In a year-end report issued by FAO's Rome headquarters, Director General Edouard Saouma of Lebanon also said that as the world enters the 1990s, in Ethiopia and other parts of Africa 'famine looms again in sharp contrast with the festive spirit of Christmas and the New Year.'
'It is clear that the 1980s was a lost decade for development in many poor countries,' Saouma said. 'Some areas, particularly in Latin America and Africa, fell behind.
'Malnutrition worsened in the 1980s and is likely to remain a key problem in the 1990s,' he said. 'More than 500 million people are undernourished today, the majority in Asia but with a rapidly growing number in sub-Saharan Africa.'
To meet the problem, FAO andthe World Health Organization (WHO) have agreed to co-sponsor an International Conference on Nutrition to be held in Rome in 1993.
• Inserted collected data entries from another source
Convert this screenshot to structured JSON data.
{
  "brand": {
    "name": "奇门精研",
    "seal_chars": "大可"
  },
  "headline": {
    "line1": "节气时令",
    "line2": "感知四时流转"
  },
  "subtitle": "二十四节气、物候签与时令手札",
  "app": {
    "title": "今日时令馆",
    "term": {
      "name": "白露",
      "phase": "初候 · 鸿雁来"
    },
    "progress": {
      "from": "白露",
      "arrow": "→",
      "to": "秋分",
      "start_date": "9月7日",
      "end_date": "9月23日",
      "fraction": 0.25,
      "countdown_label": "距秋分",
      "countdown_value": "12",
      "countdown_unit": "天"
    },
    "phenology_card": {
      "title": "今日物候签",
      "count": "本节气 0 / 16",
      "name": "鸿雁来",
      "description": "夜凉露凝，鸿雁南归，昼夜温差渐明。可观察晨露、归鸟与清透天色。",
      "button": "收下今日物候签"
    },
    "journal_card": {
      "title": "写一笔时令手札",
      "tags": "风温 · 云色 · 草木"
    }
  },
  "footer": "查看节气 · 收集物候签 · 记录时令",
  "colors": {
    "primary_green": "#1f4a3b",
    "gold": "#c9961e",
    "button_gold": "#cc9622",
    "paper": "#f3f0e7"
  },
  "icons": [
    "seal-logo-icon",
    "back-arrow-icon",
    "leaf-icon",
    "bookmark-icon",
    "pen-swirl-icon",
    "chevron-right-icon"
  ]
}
'We cannot afford to lose another decade,' Saouma said. 'World population is increasing by some 80 million a year. By 2000, there will be more than 6 billion people to feed, with 90 percent of the increase in the developing world, already crushed by external debt and protectionism.'
The veteran FAO chief expressed the hope that the General Agreement on Tariffs and Trade, or GATT, will come up with 'substantial and progressive reductions in subsidies and protection that distort world agricultural markets in favor of the developed world.'
Saouma said he foresaw an increased role for FAO in Eastern Europe, where agricultural problems in the countries that have thrown out communism 'open up a whole field of technical assistance activities and new requests to FAO.'
In references to Western pledges of aid to Eastern Europe he warned, 'Such assistance to the Second World must not be provided at the expense of the developing countries of the Third World.'
In FAO, Third World countries are in a large majority and in November the organization's 25th biennial conference approved a budget of $569 million for the two-year period 1990-91, up from $493 million for the preceding two years.
This was despite a financial crisis due largely to the failure of donor countries -- notably the United States, which pays 25 percent of the FAO budget -- to come through fully with financial pledges.
Saouma said unpaid contributions for 1989 total $80 million and arrears from preceding years almost $94.8 million, adding up to $174.8 million in unpaid pledges.